Running ChemSTEP
written July 24 2025 by katie. These are directions to run a legacy version of ChemSTEP on Wynton.
What the user needs: working directory, SMILES file of every molecule in virtual library with unique molecule IDs (ranging from 1-size of library), dockfiles
1. Copy all necessary scripts to your working directory
cp -r /wynton/group/bks/work/kholland/shared/chemstep/all_scripts .
includes get_fingerprints.py, chemstep_params.txt, get_threshold.py, run_chemstep for initial and subsequent rounds, as well as a launch_chemstep.sh script for SGE job submission.
2. Source environment
source /wynton/group/bks/work/kholland/shared/chemstep/venv/bin/activate
3. Generate ECFP4 FPs for your library
python3 split_smi_and_write_job_array.py <name of your SMILES file>.smi get_fingerprints.py qsub launch_jobs.sh
This will split your input SMILES library into chunks of 1,000,000 molecules (you can change this # inside the split_smi_and_write_job_array.py script), and write a job array to submit fingerprint generation for each chunk as one CPU job.

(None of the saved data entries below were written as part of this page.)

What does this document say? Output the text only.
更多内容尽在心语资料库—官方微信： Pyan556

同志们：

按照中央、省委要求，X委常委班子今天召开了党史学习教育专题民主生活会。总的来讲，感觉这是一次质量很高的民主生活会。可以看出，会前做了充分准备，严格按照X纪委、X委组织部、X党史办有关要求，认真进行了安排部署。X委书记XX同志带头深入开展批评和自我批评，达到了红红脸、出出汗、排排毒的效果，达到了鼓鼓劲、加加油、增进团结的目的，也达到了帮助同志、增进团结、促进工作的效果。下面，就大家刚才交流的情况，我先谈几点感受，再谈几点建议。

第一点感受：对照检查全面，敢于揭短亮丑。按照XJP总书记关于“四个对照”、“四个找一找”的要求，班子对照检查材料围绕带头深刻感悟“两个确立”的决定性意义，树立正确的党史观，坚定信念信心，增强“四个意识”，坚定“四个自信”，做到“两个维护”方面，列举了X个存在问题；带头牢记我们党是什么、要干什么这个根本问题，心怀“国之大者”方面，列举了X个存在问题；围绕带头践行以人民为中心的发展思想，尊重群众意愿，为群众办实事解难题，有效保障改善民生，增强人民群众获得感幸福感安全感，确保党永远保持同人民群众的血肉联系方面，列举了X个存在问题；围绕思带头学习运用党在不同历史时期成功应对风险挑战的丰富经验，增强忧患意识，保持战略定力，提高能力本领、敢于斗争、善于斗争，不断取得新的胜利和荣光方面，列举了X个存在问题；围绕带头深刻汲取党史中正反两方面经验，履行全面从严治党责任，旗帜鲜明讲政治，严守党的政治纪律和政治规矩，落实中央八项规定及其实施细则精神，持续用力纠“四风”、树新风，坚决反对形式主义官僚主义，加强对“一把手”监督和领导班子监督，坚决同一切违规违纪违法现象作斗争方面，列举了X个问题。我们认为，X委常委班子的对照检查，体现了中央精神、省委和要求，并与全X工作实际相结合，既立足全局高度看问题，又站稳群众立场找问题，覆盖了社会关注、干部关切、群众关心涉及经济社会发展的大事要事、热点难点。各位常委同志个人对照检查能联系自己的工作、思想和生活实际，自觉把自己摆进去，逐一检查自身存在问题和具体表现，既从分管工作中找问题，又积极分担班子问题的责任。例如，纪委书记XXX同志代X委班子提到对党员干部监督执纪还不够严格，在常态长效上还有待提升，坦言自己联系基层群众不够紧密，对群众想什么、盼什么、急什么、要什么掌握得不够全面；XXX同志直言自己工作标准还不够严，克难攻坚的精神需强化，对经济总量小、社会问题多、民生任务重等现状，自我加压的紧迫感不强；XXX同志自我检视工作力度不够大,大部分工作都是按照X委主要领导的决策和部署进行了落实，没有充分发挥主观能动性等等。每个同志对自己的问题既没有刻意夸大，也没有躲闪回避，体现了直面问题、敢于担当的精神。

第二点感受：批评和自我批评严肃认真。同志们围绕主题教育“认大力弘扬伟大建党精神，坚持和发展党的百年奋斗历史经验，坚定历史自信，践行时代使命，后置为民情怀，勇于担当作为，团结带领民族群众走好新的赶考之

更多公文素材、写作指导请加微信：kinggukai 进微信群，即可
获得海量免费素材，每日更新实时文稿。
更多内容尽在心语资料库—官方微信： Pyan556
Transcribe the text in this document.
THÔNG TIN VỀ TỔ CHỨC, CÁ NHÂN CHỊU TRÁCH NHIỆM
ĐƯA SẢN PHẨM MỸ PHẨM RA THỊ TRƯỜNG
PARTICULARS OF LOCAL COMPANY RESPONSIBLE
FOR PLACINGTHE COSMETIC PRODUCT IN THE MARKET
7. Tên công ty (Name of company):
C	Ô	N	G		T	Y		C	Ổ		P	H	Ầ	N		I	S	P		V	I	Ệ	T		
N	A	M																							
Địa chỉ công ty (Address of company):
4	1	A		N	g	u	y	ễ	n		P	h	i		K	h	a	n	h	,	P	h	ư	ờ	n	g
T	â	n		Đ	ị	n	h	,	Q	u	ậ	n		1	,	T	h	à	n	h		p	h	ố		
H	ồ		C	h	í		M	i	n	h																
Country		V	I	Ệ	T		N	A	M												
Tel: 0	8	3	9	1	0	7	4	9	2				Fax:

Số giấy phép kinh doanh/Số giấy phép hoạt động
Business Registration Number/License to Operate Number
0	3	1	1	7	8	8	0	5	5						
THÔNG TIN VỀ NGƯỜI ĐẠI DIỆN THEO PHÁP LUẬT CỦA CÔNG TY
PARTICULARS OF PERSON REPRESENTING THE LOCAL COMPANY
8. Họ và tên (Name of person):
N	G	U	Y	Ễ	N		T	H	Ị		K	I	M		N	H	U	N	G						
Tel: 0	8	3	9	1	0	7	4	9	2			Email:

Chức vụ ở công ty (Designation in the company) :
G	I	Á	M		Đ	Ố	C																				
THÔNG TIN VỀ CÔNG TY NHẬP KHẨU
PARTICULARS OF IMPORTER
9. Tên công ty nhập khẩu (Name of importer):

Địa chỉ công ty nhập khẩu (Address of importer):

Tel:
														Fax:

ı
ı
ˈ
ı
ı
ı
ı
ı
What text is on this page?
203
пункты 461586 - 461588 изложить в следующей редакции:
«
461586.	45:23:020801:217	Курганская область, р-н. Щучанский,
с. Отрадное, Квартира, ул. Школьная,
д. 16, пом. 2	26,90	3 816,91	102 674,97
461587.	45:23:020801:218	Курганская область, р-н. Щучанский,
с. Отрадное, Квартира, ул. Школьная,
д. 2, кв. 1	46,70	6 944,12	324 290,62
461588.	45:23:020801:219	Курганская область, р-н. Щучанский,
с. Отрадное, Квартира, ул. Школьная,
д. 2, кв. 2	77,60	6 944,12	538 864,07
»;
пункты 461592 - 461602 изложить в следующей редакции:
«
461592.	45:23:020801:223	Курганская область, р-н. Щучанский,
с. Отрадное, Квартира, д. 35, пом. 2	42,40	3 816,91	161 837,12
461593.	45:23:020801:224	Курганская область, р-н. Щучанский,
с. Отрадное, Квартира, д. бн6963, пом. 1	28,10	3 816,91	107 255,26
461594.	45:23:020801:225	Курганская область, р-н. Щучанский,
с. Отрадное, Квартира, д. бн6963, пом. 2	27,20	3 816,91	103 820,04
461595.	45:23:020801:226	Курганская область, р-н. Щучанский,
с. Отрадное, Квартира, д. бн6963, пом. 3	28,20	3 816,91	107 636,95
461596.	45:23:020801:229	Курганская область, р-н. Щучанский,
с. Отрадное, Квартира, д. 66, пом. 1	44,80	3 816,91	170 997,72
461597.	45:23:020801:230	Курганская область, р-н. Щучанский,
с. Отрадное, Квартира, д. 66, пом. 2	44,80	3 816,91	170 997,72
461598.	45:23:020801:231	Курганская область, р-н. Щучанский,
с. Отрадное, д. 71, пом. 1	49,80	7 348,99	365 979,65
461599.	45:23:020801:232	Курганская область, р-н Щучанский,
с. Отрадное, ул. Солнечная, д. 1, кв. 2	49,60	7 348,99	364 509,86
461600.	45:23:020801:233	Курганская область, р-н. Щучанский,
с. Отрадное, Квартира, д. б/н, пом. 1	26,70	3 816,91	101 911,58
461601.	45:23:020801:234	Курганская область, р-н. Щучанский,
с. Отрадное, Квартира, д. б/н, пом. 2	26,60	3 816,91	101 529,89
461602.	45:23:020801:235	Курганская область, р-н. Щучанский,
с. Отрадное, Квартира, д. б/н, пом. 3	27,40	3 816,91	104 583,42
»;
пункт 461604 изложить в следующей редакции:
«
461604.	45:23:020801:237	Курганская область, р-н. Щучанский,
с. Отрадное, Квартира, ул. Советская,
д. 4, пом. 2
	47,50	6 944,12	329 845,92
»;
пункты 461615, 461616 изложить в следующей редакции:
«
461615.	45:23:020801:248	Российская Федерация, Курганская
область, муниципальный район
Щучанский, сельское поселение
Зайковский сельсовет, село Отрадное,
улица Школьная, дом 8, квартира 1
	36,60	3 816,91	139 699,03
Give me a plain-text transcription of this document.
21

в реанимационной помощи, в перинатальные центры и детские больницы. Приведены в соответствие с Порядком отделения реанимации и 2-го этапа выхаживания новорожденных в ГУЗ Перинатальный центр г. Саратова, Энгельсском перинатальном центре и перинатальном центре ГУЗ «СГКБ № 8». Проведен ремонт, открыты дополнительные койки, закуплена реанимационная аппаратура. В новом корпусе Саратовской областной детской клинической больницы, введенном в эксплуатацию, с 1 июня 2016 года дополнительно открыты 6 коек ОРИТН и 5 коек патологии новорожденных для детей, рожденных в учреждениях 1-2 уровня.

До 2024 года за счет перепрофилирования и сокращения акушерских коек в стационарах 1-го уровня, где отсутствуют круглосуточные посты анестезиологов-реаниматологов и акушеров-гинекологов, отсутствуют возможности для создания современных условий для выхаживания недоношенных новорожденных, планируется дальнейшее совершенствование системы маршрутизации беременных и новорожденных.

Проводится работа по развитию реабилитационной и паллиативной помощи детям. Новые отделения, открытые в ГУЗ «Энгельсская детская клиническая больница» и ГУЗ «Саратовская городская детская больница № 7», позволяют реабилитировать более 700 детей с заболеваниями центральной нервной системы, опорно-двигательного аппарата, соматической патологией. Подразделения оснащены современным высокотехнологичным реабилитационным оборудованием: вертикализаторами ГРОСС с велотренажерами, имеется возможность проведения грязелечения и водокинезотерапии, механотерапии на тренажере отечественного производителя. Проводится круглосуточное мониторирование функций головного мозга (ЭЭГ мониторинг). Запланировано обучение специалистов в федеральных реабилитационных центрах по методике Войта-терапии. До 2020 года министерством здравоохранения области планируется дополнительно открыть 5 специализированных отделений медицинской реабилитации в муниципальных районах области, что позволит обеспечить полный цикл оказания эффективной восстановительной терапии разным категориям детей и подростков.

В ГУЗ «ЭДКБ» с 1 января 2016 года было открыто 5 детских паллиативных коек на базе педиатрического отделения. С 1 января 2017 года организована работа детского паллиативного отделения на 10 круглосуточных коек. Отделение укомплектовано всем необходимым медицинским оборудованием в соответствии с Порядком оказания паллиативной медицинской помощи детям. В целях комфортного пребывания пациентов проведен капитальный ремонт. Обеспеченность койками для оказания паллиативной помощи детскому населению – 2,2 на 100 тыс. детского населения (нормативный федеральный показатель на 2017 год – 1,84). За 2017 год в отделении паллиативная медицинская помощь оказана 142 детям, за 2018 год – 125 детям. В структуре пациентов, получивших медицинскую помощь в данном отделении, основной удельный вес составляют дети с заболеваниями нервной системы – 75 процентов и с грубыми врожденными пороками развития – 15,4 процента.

The output will be a directory named library_fingerprints containing fps.npy. ids.npy, and smiles.txt files.
4. Dock a random, representative subset of the total library to your POI.
5. Extract scores and respective molecule IDs (same ones used for FP generation) from step 4, assigning a score of 100 to any molecule that did not dock.
mol0001884980 -17.41 mol0001883931 -21.49 mol0001883965 -27.51 mol0001883247 100 mol0001885445 -20.05 mol0001884461 -14.55 mol0001884565 -16.7 mol0001885496 -18.01 mol0001884345 -16.71
6. Edit parameter file to reflect desired step size, pProp goal, and number of beacons per step
seed_scores_file: dicts_810k/scoredict_2.pickle novelty_set_file: known_binders_fps.npy novelty_dist_thresh: 0.5 screen_novelty: False beacon_dist_thresh: 0.0 diversity_dist_thresh: 0.5 hit_pprop: 4 #change this artefact_pprop: 6 use_artefact_filter: False n_docked_per_round: 100 #change this max_beacons: 10 #change this max_n_rounds: 10 #change this
7. Edit run_chemstep_init.py to reflect library size (n_files= number of fp_*.npy files generated in step 3), scores_dict (file with dock scores and mol ID from step 5), and path to fingerprint library from step 3.
from chemstep.fp_library import FpLibrary def run_chemstep_first_round(param_file, libdir, scores_dict, outdir, complete_info_dir, n_proc=32, n_files=#change this):
if __name__ == "__main__":
scores_dict = get_scores_dict('dock_scores_round_0.txt') #change this
run_chemstep_first_round('chemstep_params.txt', '/wynton/group/bks/work/path/to/fingerprint/library', scores_dict,
'chemstep_log', 'chemstep_output') #update path
8. Make output directories
mkdir chemstep_output
mkdir chemstep_log
9. Launch ChemSTEP
note: this may take several hours
qsub all_scripts/launch_chemstep_init.sh
when the job is complete, a pickle file will be created in the working directory. within chemstep_output will be a dataframe containing assigned beacons, a file of calculated tanimoto distances, and an smi_round_1.smi file containing the SMILES strings and IDs of molecules prioritized for the next round of docking.
10. View assigned pProp value
python3 all_scripts/get_threshold.py
11. Build and dock prioritized molecules
When completed, extract scores and IDs as outlined in step 5.
12. Edit run_chemstep.py to reflect new score_dict, and ChemSTEP round number (we are now on round 2).
if __name__ == "__main__":
scores_dict = get_scores_dict('dockingscores_round_1.txt')
run_chemstep_round(scores_dict, 2)
13. Launch ChemSTEP round 2 note: this may take several hours
qsub all_scripts/launch_chemstep.sh
Repeat steps 11-13 as needed for desired hit recovery, making sure to update the scored_dict and round number.